29.3.95, rv. 202295).
Le doglianze relative alla aggravante del nesso teleologico sono inammissibili in quanto i due delitti sono palesemente finalizzati a procurarsi l’impunità dai reati in ordine ai quali era colpito da provvedimento di carcerazione.
Il ricorso relativo alle attenuanti ed alla entità della sanzione è manifestamente infondato in quanto il giudizio sulla quantificazione della pena e sulle circostanze attenuanti generiche deve ritenersi esaurientemente compiuto con il porre in risalto anche una sola delle circostanze suscettibili di valutazione.
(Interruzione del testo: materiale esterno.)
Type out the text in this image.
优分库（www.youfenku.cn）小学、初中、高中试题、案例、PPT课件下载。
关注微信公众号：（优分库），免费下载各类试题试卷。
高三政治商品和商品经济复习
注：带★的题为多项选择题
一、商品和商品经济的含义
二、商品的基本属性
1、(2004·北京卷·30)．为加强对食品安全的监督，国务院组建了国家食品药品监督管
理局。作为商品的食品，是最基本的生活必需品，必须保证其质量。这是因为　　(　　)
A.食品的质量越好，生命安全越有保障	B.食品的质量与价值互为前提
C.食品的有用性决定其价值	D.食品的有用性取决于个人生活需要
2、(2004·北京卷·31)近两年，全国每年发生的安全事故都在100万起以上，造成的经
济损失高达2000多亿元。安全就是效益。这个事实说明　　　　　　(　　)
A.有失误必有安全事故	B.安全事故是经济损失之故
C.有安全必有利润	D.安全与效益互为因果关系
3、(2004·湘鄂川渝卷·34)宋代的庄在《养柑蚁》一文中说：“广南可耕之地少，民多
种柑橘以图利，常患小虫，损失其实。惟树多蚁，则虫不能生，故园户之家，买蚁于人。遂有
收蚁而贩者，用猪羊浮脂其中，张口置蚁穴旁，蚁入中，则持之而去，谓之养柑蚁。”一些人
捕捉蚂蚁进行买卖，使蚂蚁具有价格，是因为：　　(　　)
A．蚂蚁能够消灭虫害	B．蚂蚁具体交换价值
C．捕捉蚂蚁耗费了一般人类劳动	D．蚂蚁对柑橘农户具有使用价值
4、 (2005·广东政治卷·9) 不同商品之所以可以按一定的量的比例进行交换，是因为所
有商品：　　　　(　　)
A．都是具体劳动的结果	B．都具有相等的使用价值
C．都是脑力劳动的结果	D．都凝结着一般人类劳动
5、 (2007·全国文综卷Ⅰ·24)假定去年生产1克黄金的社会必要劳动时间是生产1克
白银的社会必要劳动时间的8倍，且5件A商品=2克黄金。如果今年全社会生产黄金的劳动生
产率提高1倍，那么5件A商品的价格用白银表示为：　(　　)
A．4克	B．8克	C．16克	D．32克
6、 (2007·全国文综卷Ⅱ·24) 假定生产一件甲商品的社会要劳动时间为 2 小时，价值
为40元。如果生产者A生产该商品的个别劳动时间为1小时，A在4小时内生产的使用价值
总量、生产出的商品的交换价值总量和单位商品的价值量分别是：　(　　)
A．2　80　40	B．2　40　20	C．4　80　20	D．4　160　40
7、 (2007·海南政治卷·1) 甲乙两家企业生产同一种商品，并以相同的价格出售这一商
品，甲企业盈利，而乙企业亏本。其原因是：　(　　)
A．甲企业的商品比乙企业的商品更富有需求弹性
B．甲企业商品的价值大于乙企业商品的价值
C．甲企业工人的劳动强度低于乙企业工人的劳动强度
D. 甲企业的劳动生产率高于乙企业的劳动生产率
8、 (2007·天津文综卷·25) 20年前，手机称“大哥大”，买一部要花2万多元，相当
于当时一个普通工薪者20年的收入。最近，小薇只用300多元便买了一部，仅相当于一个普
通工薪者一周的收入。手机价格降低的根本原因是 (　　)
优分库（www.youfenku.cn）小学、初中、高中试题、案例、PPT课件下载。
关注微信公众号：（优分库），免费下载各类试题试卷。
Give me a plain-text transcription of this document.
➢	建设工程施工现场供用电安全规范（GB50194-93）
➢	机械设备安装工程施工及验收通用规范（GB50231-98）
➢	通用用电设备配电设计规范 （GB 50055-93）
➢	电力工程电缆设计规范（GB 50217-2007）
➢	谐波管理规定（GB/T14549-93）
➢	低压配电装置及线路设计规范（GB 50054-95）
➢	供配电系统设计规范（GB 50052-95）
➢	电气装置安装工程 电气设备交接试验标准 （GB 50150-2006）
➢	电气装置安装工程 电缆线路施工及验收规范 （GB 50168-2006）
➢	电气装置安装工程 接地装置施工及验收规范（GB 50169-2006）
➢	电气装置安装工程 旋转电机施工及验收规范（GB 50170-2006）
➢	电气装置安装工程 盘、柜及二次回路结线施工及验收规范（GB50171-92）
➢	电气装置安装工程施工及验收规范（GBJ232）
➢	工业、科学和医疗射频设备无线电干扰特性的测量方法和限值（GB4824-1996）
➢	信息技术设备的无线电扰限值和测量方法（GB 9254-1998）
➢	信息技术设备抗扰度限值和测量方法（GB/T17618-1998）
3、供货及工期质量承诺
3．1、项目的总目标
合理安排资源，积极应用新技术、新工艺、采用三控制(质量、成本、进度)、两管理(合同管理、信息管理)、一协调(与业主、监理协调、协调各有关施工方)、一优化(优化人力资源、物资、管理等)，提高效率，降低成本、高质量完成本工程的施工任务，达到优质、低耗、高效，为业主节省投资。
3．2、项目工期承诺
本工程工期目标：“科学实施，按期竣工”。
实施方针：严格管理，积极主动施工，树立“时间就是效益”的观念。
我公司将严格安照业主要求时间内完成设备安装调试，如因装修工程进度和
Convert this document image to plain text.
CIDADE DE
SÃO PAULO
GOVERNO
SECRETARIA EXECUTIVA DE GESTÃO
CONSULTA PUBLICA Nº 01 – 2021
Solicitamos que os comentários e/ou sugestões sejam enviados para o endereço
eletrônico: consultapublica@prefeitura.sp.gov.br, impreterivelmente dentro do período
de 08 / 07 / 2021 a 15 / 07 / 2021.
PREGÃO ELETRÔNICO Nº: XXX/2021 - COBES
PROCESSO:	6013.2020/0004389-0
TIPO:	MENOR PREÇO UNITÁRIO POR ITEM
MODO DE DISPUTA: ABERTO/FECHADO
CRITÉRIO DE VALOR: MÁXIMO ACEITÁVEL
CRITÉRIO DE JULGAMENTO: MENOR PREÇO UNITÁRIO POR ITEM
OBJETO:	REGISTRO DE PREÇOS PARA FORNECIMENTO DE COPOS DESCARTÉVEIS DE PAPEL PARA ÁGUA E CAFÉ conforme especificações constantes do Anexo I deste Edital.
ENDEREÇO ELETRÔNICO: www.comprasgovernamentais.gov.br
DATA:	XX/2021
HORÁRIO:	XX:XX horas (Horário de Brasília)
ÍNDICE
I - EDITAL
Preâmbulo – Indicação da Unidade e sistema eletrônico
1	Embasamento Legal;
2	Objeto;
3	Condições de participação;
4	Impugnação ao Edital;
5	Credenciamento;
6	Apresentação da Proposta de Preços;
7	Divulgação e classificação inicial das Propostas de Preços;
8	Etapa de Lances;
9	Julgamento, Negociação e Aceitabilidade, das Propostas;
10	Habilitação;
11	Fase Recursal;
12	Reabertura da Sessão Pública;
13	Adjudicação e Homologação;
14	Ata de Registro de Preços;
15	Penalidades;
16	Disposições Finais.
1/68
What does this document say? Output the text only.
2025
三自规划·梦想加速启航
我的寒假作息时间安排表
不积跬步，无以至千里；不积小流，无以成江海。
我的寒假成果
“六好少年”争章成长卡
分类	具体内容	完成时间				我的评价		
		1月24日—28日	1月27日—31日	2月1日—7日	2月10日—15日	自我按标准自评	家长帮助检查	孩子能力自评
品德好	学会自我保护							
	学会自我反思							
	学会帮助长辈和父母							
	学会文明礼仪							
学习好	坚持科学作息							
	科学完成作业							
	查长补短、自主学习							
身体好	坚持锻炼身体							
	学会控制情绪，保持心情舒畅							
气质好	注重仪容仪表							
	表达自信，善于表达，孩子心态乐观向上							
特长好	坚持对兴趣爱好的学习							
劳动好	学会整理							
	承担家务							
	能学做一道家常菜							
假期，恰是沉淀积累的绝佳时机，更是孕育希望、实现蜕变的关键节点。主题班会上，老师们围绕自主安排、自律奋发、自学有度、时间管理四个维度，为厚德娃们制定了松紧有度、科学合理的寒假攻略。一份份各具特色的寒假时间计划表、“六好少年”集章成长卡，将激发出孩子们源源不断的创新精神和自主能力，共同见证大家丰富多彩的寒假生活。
Nel caso specifico la motivazione è stata esposta con riguardo ai numerosi precedenti penali ed all’assenza di resipiscenza, non essendo il giudice comunque tenuto a considerare in maniera analitica i singoli elementi di cui all’art. 133 cod. pen., esponendo per ciascuno di questi le rispettive ragioni che lo hanno indotto a formulare il proprio conclusivo giudizio (Cass. 2^ 2.9.00 n. 9387, ud. 15.6.00, rv.
216924).
L’impugnazione è pertanto inammissibile a norma dell’art. 606 cod. proc. pen., comma 3; alla relativa declaratoria consegue, per il disposto dell’art. 616 cod. proc. pen., la condanna del ricorrente al pagamento delle spese processuali, nonchè al versamento in favore della Cassa delle Ammende di una somma che, ritenuti e valutati i profili di colpa emergenti dal ricorso, si determina equitativamente in Euro 1.000,00.
P.Q.M.
Dichiara inammissibile il ricorso e condanna il ricorrente al pagamento delle spese processuali e della somma di Euro 1.000,00 in favore della Cassa delle Ammende.